Lily drew on her reserve of will and strength to survive her co-workers' leering stares, vulgar remarks and crude drawings of naked women in the margins of their comic galleys. "I felt like they were undressing me with their eyes. I came home and cried most nights," she said. But she persisted and became one of Fiction House's most popular artists, drawing under the pseudonym L. Renée. "I got fan mail from readers who assumed I was a man," she said.
Lily “penciled and inked" strong, Nazi-busting women who became her alter-egos. She breathed vivid life into Jane Martin, a raven-haired female pilot who carpet-bombed Nazis in her khaki combat jumpsuit by day and entertained comrades wearing her couture floor-length evening gowns by night. Lily’s most famous heroine, Señorita Rio, used a Brazilian nightclub singer gig to cover her role as a counterspy fighting Nazis in South America. Lily drew the Señorita like a stylized self-portrait. Her wavy dark hair, blue eyes and high cheekbones bear a striking resemblance to Lily in her youth. The glamorous Señorita donned a leopard-skin coat, stiletto heels and drop-pearl earrings to outsmart her targets. “I always dressed my heroines better than the men did,” Lily said.
Now the 96-year-old matriarch of a prosperous American family living in New York and Southern California, Lily exudes the quiet strength, wily sophistication and dignity befitting a true action heroine. Her immense, bright blue eyes sparkle with ironic wit when discussing her late-in-life fame as a woman pioneer of comics' Golden Age. She continues to appreciate the au courant fashion and elegant decor that made her a sought-after comic book artist.
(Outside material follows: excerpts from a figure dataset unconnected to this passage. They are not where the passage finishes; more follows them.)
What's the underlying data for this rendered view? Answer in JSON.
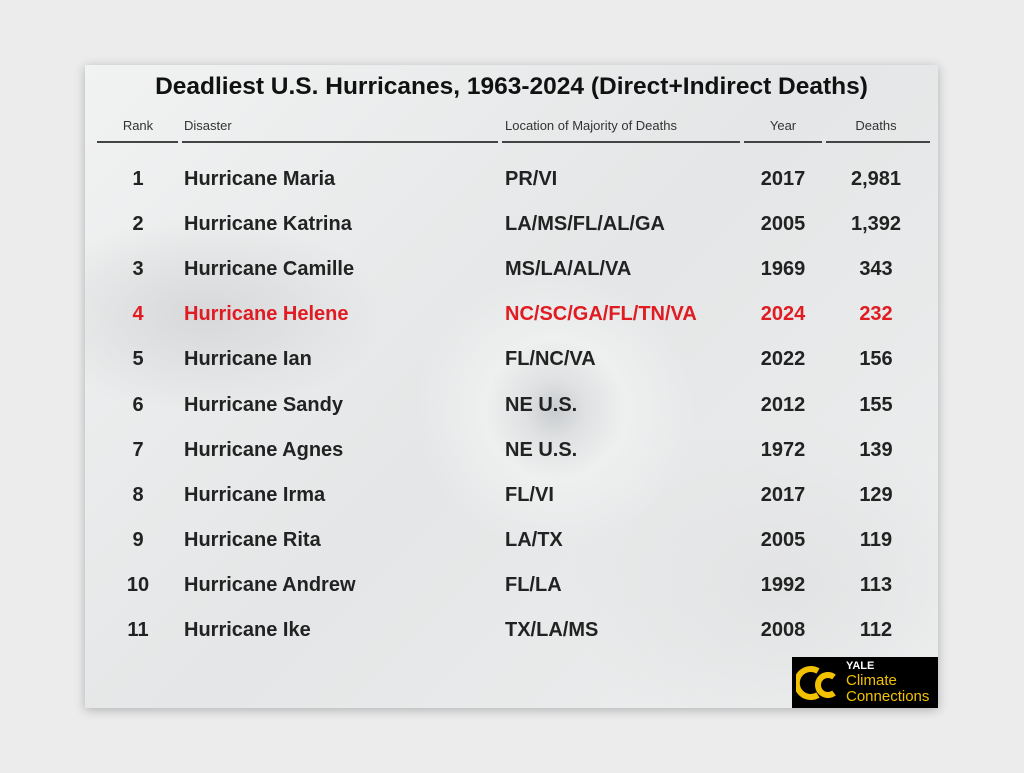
{
  "title": "Deadliest U.S. Hurricanes, 1963-2024 (Direct+Indirect Deaths)",
  "table": {
    "headers": [
      "Rank",
      "Disaster",
      "Location of Majority of Deaths",
      "Year",
      "Deaths"
    ],
    "rows": [
      [
        "1",
        "Hurricane Maria",
        "PR/VI",
        "2017",
        "2,981"
      ],
      [
        "2",
        "Hurricane Katrina",
        "LA/MS/FL/AL/GA",
        "2005",
        "1,392"
      ],
      [
        "3",
        "Hurricane Camille",
        "MS/LA/AL/VA",
        "1969",
        "343"
      ],
      [
        "4",
        "Hurricane Helene",
        "NC/SC/GA/FL/TN/VA",
        "2024",
        "232"
      ],
      [
        "5",
        "Hurricane Ian",
        "FL/NC/VA",
        "2022",
        "156"
      ],
      [
        "6",
        "Hurricane Sandy",
        "NE U.S.",
        "2012",
        "155"
      ],
      [
        "7",
        "Hurricane Agnes",
        "NE U.S.",
        "1972",
        "139"
      ],
      [
        "8",
        "Hurricane Irma",
        "FL/VI",
        "2017",
        "129"
      ],
      [
        "9",
        "Hurricane Rita",
        "LA/TX",
        "2005",
        "119"
      ],
      [
        "10",
        "Hurricane Andrew",
        "FL/LA",
        "1992",
        "113"
      ],
      [
        "11",
        "Hurricane Ike",
        "TX/LA/MS",
        "2008",
        "112"
      ]
    ],
    "highlight": {
      "row": 3,
      "color": "#e01b22"
    }
  },
  "logo": {
    "line1": "YALE",
    "line2": "Climate",
    "line3": "Connections"
  }
}
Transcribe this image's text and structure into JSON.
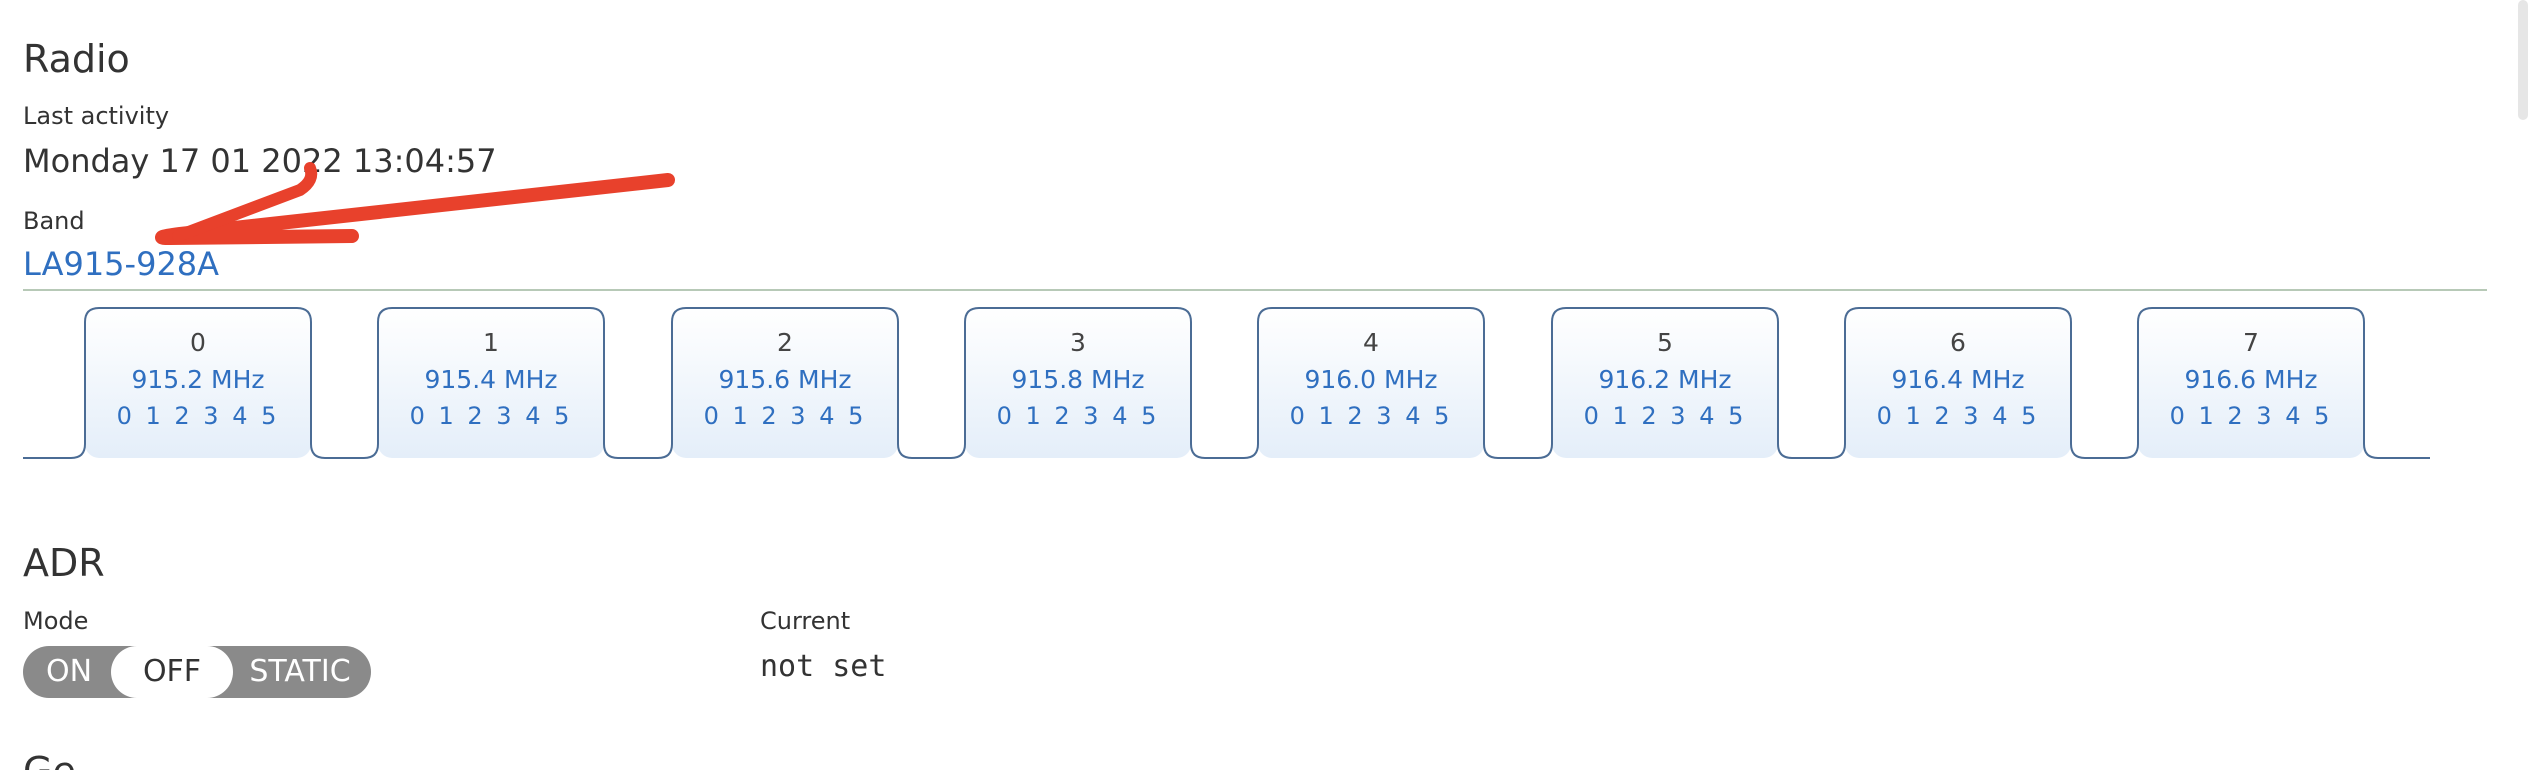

Long after she shelved her comic book pencils and inking pens in 1949 to raise her family and pursue other creative projects, fans still consider Lily one of the best in the business. The once-privileged Viennese Jewish girl put her childhood art lessons to practical use in a challenging new world by wielding her pens to make good money. In the process, she drew powerful women with high-European style and thus elevated an American pop-culture art form. Wow! Pow! While Lily’s fictional creations busted the Nazis, she established a hard-hitting legacy of her own as a true comic book heroine.